22 Setembro 2010

Poema de Sete Facadas

Fazendo jus ao título concedido pela gloriosa Gabriela Saraceni, minha irmã caçula, que coroou este primogênito como “Rei da Abestalhadice” – por sinal, rótulo que ostento com propriedade e orgulho – resolvi dar vazão ao assentimento dos demais pares (outros parentes, colegas e amigos) com relação a esta honrosa condecoração e compus uma paródia do “Poema de Sete Faces”, de Carlos Drummond de Andrade. Advirto: pura palhaçada de gosto duvidoso. Entretanto, para ensaiar qualquer divertimento ou fruição da anti-obra, favor ler a bula, ou melhor, os originais: para ouvir o poema, clique aqui. Para ler, clique aqui.
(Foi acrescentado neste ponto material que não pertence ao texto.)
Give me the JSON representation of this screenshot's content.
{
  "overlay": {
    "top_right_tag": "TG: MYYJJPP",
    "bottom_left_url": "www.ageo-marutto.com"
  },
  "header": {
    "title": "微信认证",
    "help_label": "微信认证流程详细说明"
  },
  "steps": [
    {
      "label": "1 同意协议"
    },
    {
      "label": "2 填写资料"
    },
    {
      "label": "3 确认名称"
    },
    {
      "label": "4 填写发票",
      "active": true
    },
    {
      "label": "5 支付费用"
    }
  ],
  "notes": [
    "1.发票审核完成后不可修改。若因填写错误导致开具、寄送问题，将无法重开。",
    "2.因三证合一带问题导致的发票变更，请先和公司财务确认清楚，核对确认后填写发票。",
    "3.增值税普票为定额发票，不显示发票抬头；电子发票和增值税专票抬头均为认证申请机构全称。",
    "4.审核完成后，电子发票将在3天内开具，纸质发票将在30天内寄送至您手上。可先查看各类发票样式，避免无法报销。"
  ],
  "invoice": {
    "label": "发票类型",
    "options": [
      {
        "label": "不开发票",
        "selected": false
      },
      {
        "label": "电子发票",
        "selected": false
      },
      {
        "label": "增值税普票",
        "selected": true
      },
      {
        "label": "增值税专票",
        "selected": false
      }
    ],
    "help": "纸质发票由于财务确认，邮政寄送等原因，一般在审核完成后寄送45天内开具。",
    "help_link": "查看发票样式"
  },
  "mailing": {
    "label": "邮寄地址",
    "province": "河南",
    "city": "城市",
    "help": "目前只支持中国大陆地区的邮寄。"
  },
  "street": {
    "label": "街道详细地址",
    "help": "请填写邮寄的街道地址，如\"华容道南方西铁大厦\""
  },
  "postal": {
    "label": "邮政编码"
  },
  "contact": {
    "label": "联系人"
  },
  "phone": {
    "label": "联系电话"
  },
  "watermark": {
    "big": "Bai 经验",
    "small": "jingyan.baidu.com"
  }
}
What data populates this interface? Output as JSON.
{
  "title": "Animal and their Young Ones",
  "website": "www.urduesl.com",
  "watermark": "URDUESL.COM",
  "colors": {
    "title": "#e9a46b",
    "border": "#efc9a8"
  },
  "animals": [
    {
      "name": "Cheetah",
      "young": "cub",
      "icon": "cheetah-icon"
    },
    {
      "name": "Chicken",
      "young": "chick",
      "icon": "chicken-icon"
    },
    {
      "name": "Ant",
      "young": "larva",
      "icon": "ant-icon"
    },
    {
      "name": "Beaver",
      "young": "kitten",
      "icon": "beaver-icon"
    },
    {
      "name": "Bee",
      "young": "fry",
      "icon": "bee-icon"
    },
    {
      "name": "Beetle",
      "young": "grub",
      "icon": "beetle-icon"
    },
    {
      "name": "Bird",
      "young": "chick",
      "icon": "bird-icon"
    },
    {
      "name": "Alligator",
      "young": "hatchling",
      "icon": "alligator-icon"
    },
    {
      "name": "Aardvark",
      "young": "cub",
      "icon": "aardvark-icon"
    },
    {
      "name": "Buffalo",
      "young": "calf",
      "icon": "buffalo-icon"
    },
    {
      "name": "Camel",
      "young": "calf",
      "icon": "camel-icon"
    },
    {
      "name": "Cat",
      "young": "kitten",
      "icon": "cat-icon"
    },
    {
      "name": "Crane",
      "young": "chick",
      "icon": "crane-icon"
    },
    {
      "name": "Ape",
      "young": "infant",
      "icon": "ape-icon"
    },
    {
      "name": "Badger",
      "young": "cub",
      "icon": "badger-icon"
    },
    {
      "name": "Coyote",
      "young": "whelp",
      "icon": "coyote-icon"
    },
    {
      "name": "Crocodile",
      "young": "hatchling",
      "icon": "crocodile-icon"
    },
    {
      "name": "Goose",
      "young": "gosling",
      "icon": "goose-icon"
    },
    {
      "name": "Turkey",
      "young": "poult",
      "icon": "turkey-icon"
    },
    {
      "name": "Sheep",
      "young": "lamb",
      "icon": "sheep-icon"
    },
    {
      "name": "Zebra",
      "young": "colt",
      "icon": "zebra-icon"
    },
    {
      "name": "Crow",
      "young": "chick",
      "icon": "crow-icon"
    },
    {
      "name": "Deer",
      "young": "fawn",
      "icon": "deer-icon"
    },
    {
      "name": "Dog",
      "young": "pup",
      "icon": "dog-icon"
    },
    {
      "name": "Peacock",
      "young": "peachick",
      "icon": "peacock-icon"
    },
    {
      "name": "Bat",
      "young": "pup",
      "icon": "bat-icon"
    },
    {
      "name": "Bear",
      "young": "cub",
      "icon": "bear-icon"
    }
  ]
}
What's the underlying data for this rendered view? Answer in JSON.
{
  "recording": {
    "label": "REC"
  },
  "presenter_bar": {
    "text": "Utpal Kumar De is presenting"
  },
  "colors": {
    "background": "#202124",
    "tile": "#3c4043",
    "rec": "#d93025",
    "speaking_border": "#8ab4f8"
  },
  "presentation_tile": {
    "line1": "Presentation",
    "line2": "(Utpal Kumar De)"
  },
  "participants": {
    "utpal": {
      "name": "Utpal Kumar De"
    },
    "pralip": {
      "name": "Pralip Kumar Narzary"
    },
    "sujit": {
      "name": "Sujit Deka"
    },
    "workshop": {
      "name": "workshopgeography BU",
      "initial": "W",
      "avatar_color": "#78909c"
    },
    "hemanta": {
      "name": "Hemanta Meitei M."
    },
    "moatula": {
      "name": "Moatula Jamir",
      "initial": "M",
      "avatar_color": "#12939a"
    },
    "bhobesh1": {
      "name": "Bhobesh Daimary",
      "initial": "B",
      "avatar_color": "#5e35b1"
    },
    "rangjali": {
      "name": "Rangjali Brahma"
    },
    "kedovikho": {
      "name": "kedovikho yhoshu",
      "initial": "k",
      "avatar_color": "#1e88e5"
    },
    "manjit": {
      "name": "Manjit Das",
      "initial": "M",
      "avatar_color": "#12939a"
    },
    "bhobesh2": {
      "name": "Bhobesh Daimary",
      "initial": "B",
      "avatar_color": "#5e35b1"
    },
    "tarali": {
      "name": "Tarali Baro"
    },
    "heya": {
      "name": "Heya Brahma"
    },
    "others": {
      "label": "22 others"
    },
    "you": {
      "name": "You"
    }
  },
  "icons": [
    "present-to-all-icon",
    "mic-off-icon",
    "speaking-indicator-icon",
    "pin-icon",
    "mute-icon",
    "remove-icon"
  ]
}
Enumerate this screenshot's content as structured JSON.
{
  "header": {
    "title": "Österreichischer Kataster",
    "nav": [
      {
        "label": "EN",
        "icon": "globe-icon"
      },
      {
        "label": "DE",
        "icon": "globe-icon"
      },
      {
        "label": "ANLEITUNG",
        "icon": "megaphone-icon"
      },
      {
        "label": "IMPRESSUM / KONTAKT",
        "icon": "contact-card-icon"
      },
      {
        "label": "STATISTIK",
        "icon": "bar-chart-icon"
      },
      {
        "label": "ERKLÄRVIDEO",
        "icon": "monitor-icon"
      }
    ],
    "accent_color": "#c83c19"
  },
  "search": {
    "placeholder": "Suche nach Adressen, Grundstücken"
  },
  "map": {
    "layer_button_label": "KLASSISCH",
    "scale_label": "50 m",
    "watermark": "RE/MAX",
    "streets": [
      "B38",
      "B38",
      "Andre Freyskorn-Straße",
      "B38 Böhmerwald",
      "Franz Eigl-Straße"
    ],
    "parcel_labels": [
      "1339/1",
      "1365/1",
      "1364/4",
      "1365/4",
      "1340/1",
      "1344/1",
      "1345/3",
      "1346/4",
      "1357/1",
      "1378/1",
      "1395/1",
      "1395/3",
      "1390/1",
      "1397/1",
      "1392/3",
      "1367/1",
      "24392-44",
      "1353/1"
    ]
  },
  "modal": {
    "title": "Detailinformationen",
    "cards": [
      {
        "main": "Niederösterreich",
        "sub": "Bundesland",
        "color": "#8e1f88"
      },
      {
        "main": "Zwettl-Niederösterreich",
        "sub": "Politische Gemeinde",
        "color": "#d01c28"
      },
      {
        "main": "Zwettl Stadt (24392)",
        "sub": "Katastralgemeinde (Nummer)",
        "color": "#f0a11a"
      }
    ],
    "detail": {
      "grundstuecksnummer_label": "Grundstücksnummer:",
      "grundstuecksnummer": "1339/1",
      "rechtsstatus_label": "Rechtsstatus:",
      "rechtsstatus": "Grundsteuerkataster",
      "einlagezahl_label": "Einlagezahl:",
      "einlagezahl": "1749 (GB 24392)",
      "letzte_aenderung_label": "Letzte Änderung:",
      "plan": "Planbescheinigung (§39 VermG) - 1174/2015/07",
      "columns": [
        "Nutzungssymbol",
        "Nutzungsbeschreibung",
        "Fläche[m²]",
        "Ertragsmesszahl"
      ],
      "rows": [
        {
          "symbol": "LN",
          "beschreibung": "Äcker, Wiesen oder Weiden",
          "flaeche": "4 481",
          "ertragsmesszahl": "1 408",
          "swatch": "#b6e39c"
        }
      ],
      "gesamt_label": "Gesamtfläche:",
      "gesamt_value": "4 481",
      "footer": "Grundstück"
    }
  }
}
Segue a heresia premeditada...



Poema de Sete Facadas
(Carlos Goulart de Andrade)

Quando nasci, um anjo gordo
Desses que vivem na sombra e água fresca disse:
Vai Carlos, ser ghost na vida

As cabras espiam os bodes que correm atrás de ovelhas
A tarde talvez fosse azul, se não tivesse tudo nublado

O pavão passa cheio de penas
Penas brancas, pretas, cor de burro quando foge
Pra que tanta pena, meu Deus, pergunto na afobação
Porém me acalmo e não pergunto nada

O homem dançando pagode é cego, surdo e mudo
Tem poucos, raros amigos, o homem que não ouve mas dança pagode

My God, por que me abandonastes?
Se sabias que eu não era ateu, se eu era seu puxa-saco!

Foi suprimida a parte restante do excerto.